Fair enough on parts you already had.
Firstly, as a random who has never been there, what is wrong with your national online stores in Sri Lanka? Barclays, PCnet, Tera ect… Sure the range may not be cutting edge, but I can find most parts somewhere, and you don’t need to get stuff on the bleeding edge for this type of application.
I ask because not only is shipping expensive, but B&H are really a camera and film industry store, they list lots more things, but non-core market listings are pretty high price and often not in stock. For example they don’t list any SOC boards beyond the old AMD thin clients, or any LGA1151, 1150 or 1155 low power xeons. If B&H really is your only choice they do have one broadwell low power xeon (35w 8 threaded complete with ALL extensions), but its in a miniserver barebones. The small size is nice, and it gives you 6 RJ45 gigabit Ethernet ports, 2x SFP+ and a single slot half height PCIe, but the 3x 40mm fans are louder than a single 120mm would be.
You can find that xeon miniserver here:
https://www.bhphotovideo.com/c/product/1302805-REG/supermicro_sys_e300_8d_e300_8d_superserver_black.html
Before I list any other actual recommendations though, a note that Suricata only used to be super system intensive and not well threadable back before 2012 (and then only 4x more than Snope), so for an example to run home how overkill your idea is these days; The E5-2680 0 @ 2.70GHz, an 8 core hyperthreaded xeon, was demonstrated to l push 10 gigabits through Suricata in 2012, you need 1% of that traffic, yet due to processors improving in the last 5 years and the higher clockspeed of consumer parts your i7 7700k is almost the same raw work potential… scaling is not perfect but your on the order of 100x more CPU than it needs to be at minimum, and >5x as big as I’d buy.
That said unless you already have the i7 and not another use for it, I’d recommend just keeping using it, you won’t save enough power with anything that you can put in that socket to make it worth the swap. I say that because even though its a 88w part vs a 16w-35w, those are the peak operating numbers, and at idle or low loads it’ll be much more even as the i7 won’t push to its max clockspeed and thus will run at less voltage (in fact you could even underclock\undervolt in the bios if you feel like it… 3.0 ghz would be heaps for your needs and allow considerably lower voltage). Underclocking could maybe have the TDP of your i7, so ~44w to 35w, which is not so bad.

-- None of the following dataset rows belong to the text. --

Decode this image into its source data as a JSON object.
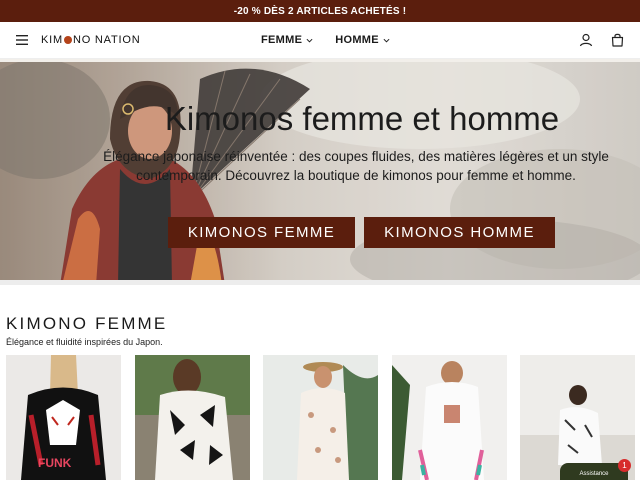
{
  "promo": {
    "text": "-20 % DÈS 2 ARTICLES ACHETÉS !"
  },
  "header": {
    "logo_before": "KIM",
    "logo_after": "NO NATION",
    "nav": [
      {
        "label": "FEMME",
        "icon": "chevron-down-icon"
      },
      {
        "label": "HOMME",
        "icon": "chevron-down-icon"
      }
    ],
    "icons": [
      "menu-icon",
      "account-icon",
      "cart-icon"
    ]
  },
  "hero": {
    "title": "Kimonos femme et homme",
    "text": "Élégance japonaise réinventée : des coupes fluides, des matières légères et un style contemporain. Découvrez la boutique de kimonos pour femme et homme.",
    "buttons": [
      "KIMONOS FEMME",
      "KIMONOS HOMME"
    ]
  },
  "section": {
    "title": "KIMONO FEMME",
    "subtitle": "Élégance et fluidité inspirées du Japon."
  },
  "products": [
    {
      "name": "kimono-fox-black"
    },
    {
      "name": "kimono-bird-print"
    },
    {
      "name": "kimono-white-floral"
    },
    {
      "name": "kimono-white-fringe"
    },
    {
      "name": "kimono-white-pattern"
    }
  ],
  "chat": {
    "label": "Assistance",
    "badge": "1"
  },
  "colors": {
    "brand": "#5b1e0d",
    "promo_bg": "#5b1e0d",
    "logo_dot": "#b4431a"
  }
}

If you don’t already own you CPU or Mobo the most import question is how fast is your actual max linespeed. Since if your on a nominally 100 megabit line even if only get an average of 40 megabit, it still can on a second or so level arrive as a short burst at up to the 100 megabit rate, so the systems needs should be specified to that. Also the rough rule of thumb is you get about 200Mbps per modern Suricata and bro worker, so two modern cores at regular enterprise type frequencies (3.0-3.5ghz) would handle your traffic with a max of 50% load. Thus don’t shy away from a lower wattage xeon, it’ll get the job done.
16gb ram is perfect for your needs Suricata wise, you’d probably get away with 8gb but no reason to push it. I fully support going for 2 non-fancy DIMMs from a good company so you can upgrade RAM in future. Motherboard wise you have no special needs… so the most basic server board with duel gigabit NICs will do, and normally basic is good for reliability, power use and your wallet, especially vs a gaming mobo. I also recommend going mITX and getting a cheap tiny case that can go on a shelf with your switch and modem, you don’t need the space (no expansion cards) nor want to be running high wattages or many fans.
A 4 core atom SOC board would be perfect for your needs, >25% of the i7’s performance, 4 threads, duel NIC’s and 4 ram slots on a 16w passively cooled mITX form factor, and yes, something new like the C3558 has the AES-NI on chip (and all the virt extensions). A weird but cool feature they have is the ability to run off 12v DC only OR a normal 24 pin ATX connector, so you can avoid stepping up to mains power from your UPS to run an ATX PSU to turn it back to 12v DC… which can save money, space and power. If you need more threads, there is the 25w 8 core, but beyond that the 35w xeons make more sense.
Link to atom SOCs: http://www.supermicro.com/products/motherboard/atom/
If your doing full packed capture you’ll need big amounts of storage though, as in twice your highest average actual line traffic rate over the time you want to keep logs multiplied by the number of seconds the log is for. In other words if you pull full 100mbps all day and want 48hrs logged you’ll need a terrabyte. A week will fit on a 4tb drive, and I’d consider something basic like raid1 if this is actually critical to you (no real need for ZFS or anything though).
Finally you NEED a good UPS. Lots of these features hate unexpected power offs and will give buggy performance on a partical brown out untill next propally power cycled. It only needs to last long enough to shut the machine down (from full load and once the batteries are at your nominal end of life), but it needs to be present and work.